On the production side, growing input costs and transportation costs could get an additional boost from the Suez Canal blockage in late March. However, empirical evidence from after the Great Financial Crisis suggests that consumer prices should not meaningfully react unless, as a result of the COVID-19 crisis, firms are unable to absorb these costs by further reducing margins. Therefore, the elasticity between producer prices and consumer prices should remain low until demand-driven price pressures start taking hold and allow increased firm pricing power.
On the virus front, while the third wave of COVID-19 infections is gaining momentum everywhere in the EU, the European Commission (EC) has presented a proposal for a “digital green certificate” that will help facilitate citizens’ return to safe movement within the EU. This certificate would include proof that the person has been vaccinated, has received a negative COVID-19 test or has recovered from COVID-19. Moreover, the EC is currently working with the World Health Organization to ensure that these certificates are recognized outside of the EU. As for vaccinations, the EC still expects 360 million doses to be delivered during the second quarter, allowing the EC to remain on track to reach its goal of having 70% of the adult population vaccinated by the end of the summer. Despite this positive outlook, several member states have had to tighten restrictions due to the accelerating number of new cases and hospitalizations.

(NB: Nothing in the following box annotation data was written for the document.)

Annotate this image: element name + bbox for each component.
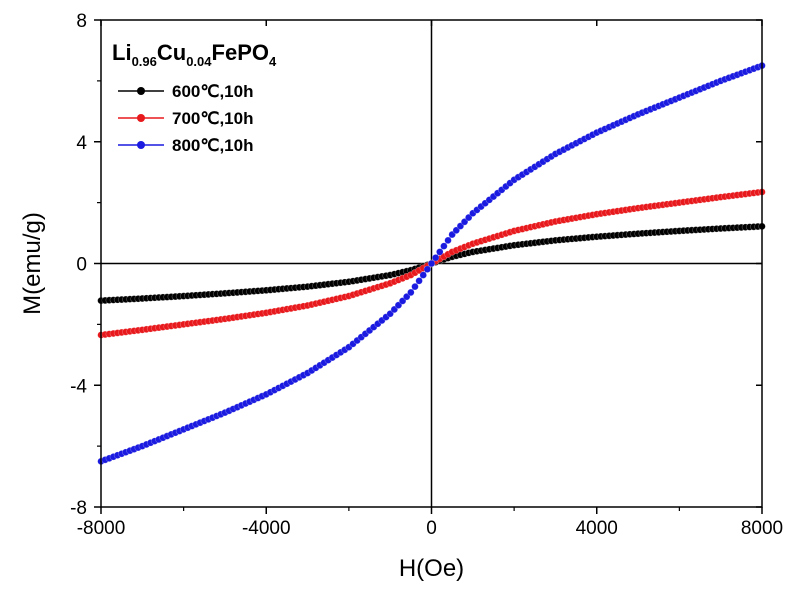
series-2 xyxy=(97,188,766,339)
y-tick-label: -4 xyxy=(70,376,87,397)
legend-item-3: 800℃,10h xyxy=(118,136,253,155)
y-axis-title: M(emu/g) xyxy=(19,212,46,315)
data-point xyxy=(411,282,419,291)
data-point xyxy=(423,265,432,273)
legend-title-part: FePO xyxy=(212,40,269,65)
data-point xyxy=(436,248,444,256)
data-point xyxy=(403,292,411,301)
legend-title-part: Li xyxy=(112,40,132,65)
legend-label: 700℃,10h xyxy=(172,109,253,128)
data-point xyxy=(390,305,399,314)
legend-title-subscript: 4 xyxy=(269,54,277,69)
legend-swatch-marker xyxy=(137,141,145,149)
legend-title-subscript: 0.04 xyxy=(186,54,212,69)
legend-title-subscript: 0.96 xyxy=(132,54,157,69)
plot-frame xyxy=(100,19,763,508)
y-tick-label: -8 xyxy=(70,498,87,519)
data-point xyxy=(448,230,456,239)
data-point xyxy=(464,213,473,222)
data-point xyxy=(407,288,415,297)
data-point xyxy=(444,236,452,245)
legend-swatch-marker xyxy=(137,114,145,122)
x-tick-label: 4000 xyxy=(576,518,618,539)
x-axis-title: H(Oe) xyxy=(399,555,464,582)
series-group xyxy=(97,61,766,466)
data-point xyxy=(431,254,440,262)
legend-items: 600℃,10h 700℃,10h 800℃,10h xyxy=(118,82,253,155)
series-3 xyxy=(97,61,766,466)
data-point xyxy=(386,310,394,318)
legend-title-part: Cu xyxy=(157,40,186,65)
legend-swatch-marker xyxy=(137,87,145,95)
legend: Li0.96Cu0.04FePO4 600℃,10h 700℃,10h 800℃,1… xyxy=(112,40,277,155)
data-point xyxy=(460,218,469,226)
data-point xyxy=(427,259,436,268)
data-point xyxy=(415,277,423,285)
legend-item-2: 700℃,10h xyxy=(118,109,253,128)
data-point xyxy=(452,226,460,235)
x-tick-label: -4000 xyxy=(242,518,291,539)
y-tick-label: 8 xyxy=(76,11,87,32)
x-tick-label: 8000 xyxy=(741,518,783,539)
legend-label: 800℃,10h xyxy=(172,136,253,155)
data-point xyxy=(394,301,403,309)
legend-title: Li0.96Cu0.04FePO4 xyxy=(112,40,277,69)
legend-item-1: 600℃,10h xyxy=(118,82,253,101)
y-tick-label: 0 xyxy=(76,255,87,276)
y-tick-label: 4 xyxy=(76,133,87,154)
tick-labels: -8000 -4000 0 4000 8000 -8 -4 0 4 8 xyxy=(70,11,783,539)
legend-label: 600℃,10h xyxy=(172,82,253,101)
data-point xyxy=(440,242,448,250)
x-tick-label: -8000 xyxy=(77,518,126,539)
data-point xyxy=(456,222,465,230)
data-point xyxy=(398,297,407,305)
x-tick-label: 0 xyxy=(426,518,437,539)
data-point xyxy=(419,271,427,279)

Finally, on the fiscal front, the German Constitutional Court (GCC) suspended the ratification of the Own Resources Decision (ORD). This is the legal act that allows the EC to raise funds in the financial markets to finance Europe’s recovery fund. The GCC’s decision came after an appeal by five German citizens claiming the EU Treaty did not allow for the EU to borrow in the financial markets, despite article 122 of the Treaty allowing for the EC to borrow funds in exceptional conditions. As such, the GCC suspension should prove to be just a delay. More significant concern is that some member states have yet to start the ORD ratification process. This could be the more problematic delay and put Europe’s fiscal response, which is already lagging, even further behind its peers.